• Parbin Ali and Another vs. State of Assam, Criminal Appeal No. 1037 of 2008, Decided on 7th January, 2013

    Prosecution relied on oral dying declaration. The Hon’ble Supreme Court on the fact of the case held:

    The final opinion of the doctor is that the death was caused due to shock and haemorrhage as a result of the ante mortem injuries in the abdomen caused by sharp weapon and homicidal in nature. The said opinion was not challenged either before the trial Judge or before the High Court. We may fruitfully note here that the said witness has not been at all cross-examined. Whether such a person receiving certain injuries would be in a position to speak or not has not been brought out any where in the evidence”.

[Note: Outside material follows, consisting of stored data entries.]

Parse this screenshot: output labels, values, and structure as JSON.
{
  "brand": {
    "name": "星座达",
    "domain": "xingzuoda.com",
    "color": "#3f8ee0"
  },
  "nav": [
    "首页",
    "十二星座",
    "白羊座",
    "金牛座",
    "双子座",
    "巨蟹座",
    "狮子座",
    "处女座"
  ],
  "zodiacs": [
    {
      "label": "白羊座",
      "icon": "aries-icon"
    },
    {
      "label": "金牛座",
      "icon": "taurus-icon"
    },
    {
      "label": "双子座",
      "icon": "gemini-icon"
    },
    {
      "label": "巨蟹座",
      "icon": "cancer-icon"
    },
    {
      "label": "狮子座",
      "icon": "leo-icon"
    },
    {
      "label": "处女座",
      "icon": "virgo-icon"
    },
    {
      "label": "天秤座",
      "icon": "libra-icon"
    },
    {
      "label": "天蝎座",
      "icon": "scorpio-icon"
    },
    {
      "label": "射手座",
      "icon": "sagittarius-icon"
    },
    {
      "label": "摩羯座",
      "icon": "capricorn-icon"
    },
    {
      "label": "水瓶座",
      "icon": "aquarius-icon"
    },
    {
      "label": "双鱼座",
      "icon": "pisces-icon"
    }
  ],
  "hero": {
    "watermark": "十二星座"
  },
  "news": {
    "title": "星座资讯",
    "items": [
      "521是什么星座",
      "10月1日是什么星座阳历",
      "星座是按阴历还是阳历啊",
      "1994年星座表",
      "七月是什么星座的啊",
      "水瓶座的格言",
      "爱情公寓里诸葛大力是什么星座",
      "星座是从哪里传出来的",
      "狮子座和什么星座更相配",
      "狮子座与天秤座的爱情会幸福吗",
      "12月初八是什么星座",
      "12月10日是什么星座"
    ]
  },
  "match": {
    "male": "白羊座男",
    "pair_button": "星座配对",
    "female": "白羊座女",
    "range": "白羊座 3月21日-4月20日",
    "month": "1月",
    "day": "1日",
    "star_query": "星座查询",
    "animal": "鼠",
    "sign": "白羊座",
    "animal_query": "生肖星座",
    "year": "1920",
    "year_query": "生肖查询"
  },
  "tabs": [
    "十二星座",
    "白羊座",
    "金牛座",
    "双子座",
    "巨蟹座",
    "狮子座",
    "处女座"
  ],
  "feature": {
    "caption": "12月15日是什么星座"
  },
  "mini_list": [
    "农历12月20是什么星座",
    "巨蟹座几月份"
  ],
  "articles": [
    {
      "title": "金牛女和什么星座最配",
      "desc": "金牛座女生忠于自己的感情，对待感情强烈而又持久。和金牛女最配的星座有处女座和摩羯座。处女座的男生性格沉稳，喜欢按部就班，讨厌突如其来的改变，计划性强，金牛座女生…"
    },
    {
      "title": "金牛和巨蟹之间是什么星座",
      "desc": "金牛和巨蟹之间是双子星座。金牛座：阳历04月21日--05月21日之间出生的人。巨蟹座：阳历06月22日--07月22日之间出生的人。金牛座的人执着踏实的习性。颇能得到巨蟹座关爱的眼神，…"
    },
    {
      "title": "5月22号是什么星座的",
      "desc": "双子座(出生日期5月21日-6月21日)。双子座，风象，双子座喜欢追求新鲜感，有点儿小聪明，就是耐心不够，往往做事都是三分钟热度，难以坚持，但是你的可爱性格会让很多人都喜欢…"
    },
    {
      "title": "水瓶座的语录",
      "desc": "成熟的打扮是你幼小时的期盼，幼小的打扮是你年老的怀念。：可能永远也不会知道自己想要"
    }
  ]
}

    “…this Court had laid down that when it is not borne out from the evidence of the doctor that the injuries were so grave and the condition of the patient was so critical that it was unlikely that he could make any dying declaration, there was no justification or warrant to discard the credibility of such a dying declaration”.[Para 17]


    The Court also noted the following case laws:


    Khushal Rao v. State of Bombay AIR 1958 SC 22, Kusa v. State of Orissa AIR 1980 SC 559 and in Meesala Ramakrishan v. State of A.P. (1994) 4 SCC 182, it has been held that the law is well settled that the conviction can be founded solely on the basis of dying declaration if the same inspires full confidence


    Ranjit Singh v. State of Punjab 4 (2006) 13 SCC 130, it has been held that the conviction can be recorded on the basis of dying declaration alone, if the same is wholly reliable, but in the event there exists any suspicion as regards the correctness or otherwise of the said dying declaration, the courts, in arriving at the judgment of conviction, shall look for some corroborating evidence.


    Nanhau Ram v. State of M.P. 1988 Supp SCC 152 wherein it has been stated that normally, the court, in order to satisfy whether the deceased was in a fit mental condition to make the dying declaration, looks up to the medical opinion. But where the eye witness said that the deceased was in a fit and conscious state to make the dying declaration, the medical opinion cannot prevail.


    Laxman v. State of Maharashtra (2002) 6 SCC 710, has laid down


    “3. The juristic theory regarding acceptability of a dying declaration is that such declaration is made in extremity, when the party is at the point of death and when every hope of this world is gone, when every motive to falsehood is silenced, and the man is induced by the most powerful consideration to speak only the truth. Notwithstanding the same, great caution must be exercised in considering the weight to be given to this species of evidence on account of the existence of many circumstances which may affect their truth. The situation in which a man is on the deathbed is so solemn and serene, is the reason in law to accept the veracity of his statement. It is for this reason the requirements of oath and cross-examination are dispensed with. Since the accused has no power of cross-examination, the courts insist that the dying declaration should be of such a nature as to inspire full confidence of the court in its truthfulness and correctness. The court, however, has always to be on guard to see that the statement of the deceased was not as a result of either tutoring or prompting or a product of imagination. The court also must further decide that the deceased was in a fit state of mind and had the opportunity to observe and identify the assailant. Normally, therefore, the court in order to satisfy whether the deceased was in a fit mental condition to make the dying declaration looks up to the medical opinion. But where the eyewitnesses state that the deceased was in a fit and conscious state to make the declaration, the medical opinion will not prevail, nor can it be said that since there is no certification of the doctor as to the fitness of the mind of the declarant, the dying declaration is not acceptable. A dying declaration can be oral or in writing and any adequate method of communication whether by words or by signs or otherwise will suffice provided the indication is positive and definite.”


    Puran Chand v. State of Haryana  (2010) 6 SCC 566 wherein it has been stated that a mechanical approach in relying upon a dying declaration just because it is there is extremely dangerous and it is the duty of the court to examine a dying declaration scrupulously with  a microscopic eye to find out whether the dying declaration is voluntary, truthful, made in a conscious state of mind and without being influenced by the relatives present or by the investigating agency who may be interested in the success of investigation or which may be negligent while recording the dying declaration. The Court further opined that the law is now well settled that a dying declaration which has been found to be voluntary and truthful and which is free from any doubts can be the sole basis for convicting the accused.


    Prakash and another v. State of Madhya Pradesh (1992) 4 SCC 225 wherein it has been held as follows: -


    “In the ordinary course, the members of the family including the father were expected to ask the victim the names of the assailants at the first opportunity and if the victim was in a position to communicate, it is reasonably expected that he would give the names of the assailants if he had recognised the assailants. In the instance case there is no occasion to hold that the deceased was not in a position to identify the assailants because it is nobody's case that the deceased did not know the accused persons. It is therefore quite likely that on being asked the deceased would name the assailants. In the facts and circumstances of the case the High Court has accepted the dying declaration and we do not think that such a finding is perverse and requires to be interfered with.”